Big Data Project: Part 1 (Preparation)

April 20, 2019
Last updated
April 20, 2019 20:06

Never lose sight of your dreams. This project is that dream and we are making it our goal to make it a reality. It will be a long road ahead but it will be worthwhile wherever we may end up. This dream for us is to visualize and analyse data spanning the entire music industry. We want to take this subjective art and augment it with objective facts and numbers and learn about how music has changed over time and what we learn from it. We can only imagine what we might learn from this. This blog will become a series of posts where we will take you along our journey to data insight.

What are we looking for?

As much data as possible. We are considering the MusicBrainz database for all metadata on music. This as it is a well maintained wiki page for everything music. It is open source and free for anyone to access and download. This is an enormous relational database and we are currently considering what the best way would be for us to capture it and analyze it.

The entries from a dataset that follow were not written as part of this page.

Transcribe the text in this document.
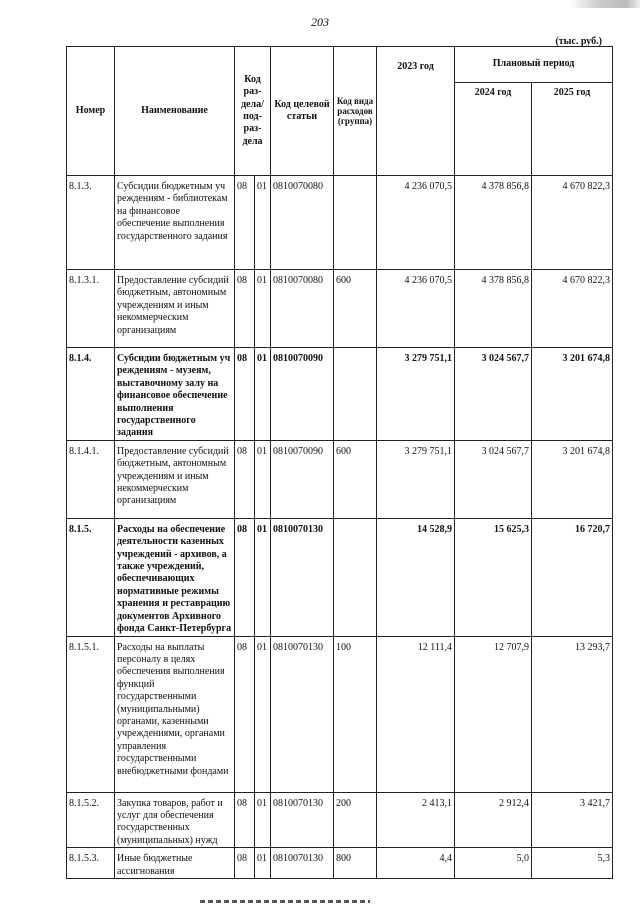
203
(тыс. руб.)
Номер	Наименование	Код раз-дела/ под-раз-дела		Код целевой статьи	Код вида расходов (группа)	2023 год	Плановый период	
							2024 год	2025 год
8.1.3.	Субсидии бюджетным уч реждениям - библиотекам на финансовое обеспечение выполнения государственного задания	08	01	0810070080		4 236 070,5	4 378 856,8	4 670 822,3
8.1.3.1.	Предоставление субсидий бюджетным, автономным учреждениям и иным некоммерческим организациям	08	01	0810070080	600	4 236 070,5	4 378 856,8	4 670 822,3
8.1.4.	Субсидии бюджетным уч реждениям - музеям, выставочному залу на финансовое обеспечение выполнения государственного задания	08	01	0810070090		3 279 751,1	3 024 567,7	3 201 674,8
8.1.4.1.	Предоставление субсидий бюджетным, автономным учреждениям и иным некоммерческим организациям	08	01	0810070090	600	3 279 751,1	3 024 567,7	3 201 674,8
8.1.5.	Расходы на обеспечение деятельности казенных учреждений - архивов, а также учреждений, обеспечивающих нормативные режимы хранения и реставрацию документов Архивного фонда Санкт-Петербурга	08	01	0810070130		14 528,9	15 625,3	16 720,7
8.1.5.1.	Расходы на выплаты персоналу в целях обеспечения выполнения функций государственными (муниципальными) органами, казенными учреждениями, органами управления государственными внебюджетными фондами	08	01	0810070130	100	12 111,4	12 707,9	13 293,7
8.1.5.2.	Закупка товаров, работ и услуг для обеспечения государственных (муниципальных) нужд	08	01	0810070130	200	2 413,1	2 912,4	3 421,7
8.1.5.3.	Иные бюджетные ассигнования	08	01	0810070130	800	4,4	5,0	5,3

Also, we are looking to incorporate lyrics of songs as well. We are thinking about integrating the API of Genius or other services that offer lyrics online for free. In a perfect world we would also want to have streaming data. However, this is something we can only gather from our partners as streaming services to do not give access to their raw data to anyone (even though majors get access to their data API and labels to their label services. Artists only get Spotify for Artists).

Why are we doing this?

As music lovers and data enthusiasts we always wondered what data on the music industry could unveil. Could you see how genres are born and then become more niche as time goes on? Can you see topics in lyrics change over time? There are just so many questions you could potentially answer with data and at the same time it will allow for limitless exploration and the ability draw conclusions based on more than just industry expertise.

What is next?

We will make a selection of the data sources we want to use and how we are going to combine them and centralize them so we can run analyses on them. This is most likely going to be a server being run on a cloud so that we have expandability regarding memory, CPUs & availability. Generally it will be about how we can make it the most efficient and effective for us. We hope to have more news regarding this in the next few months.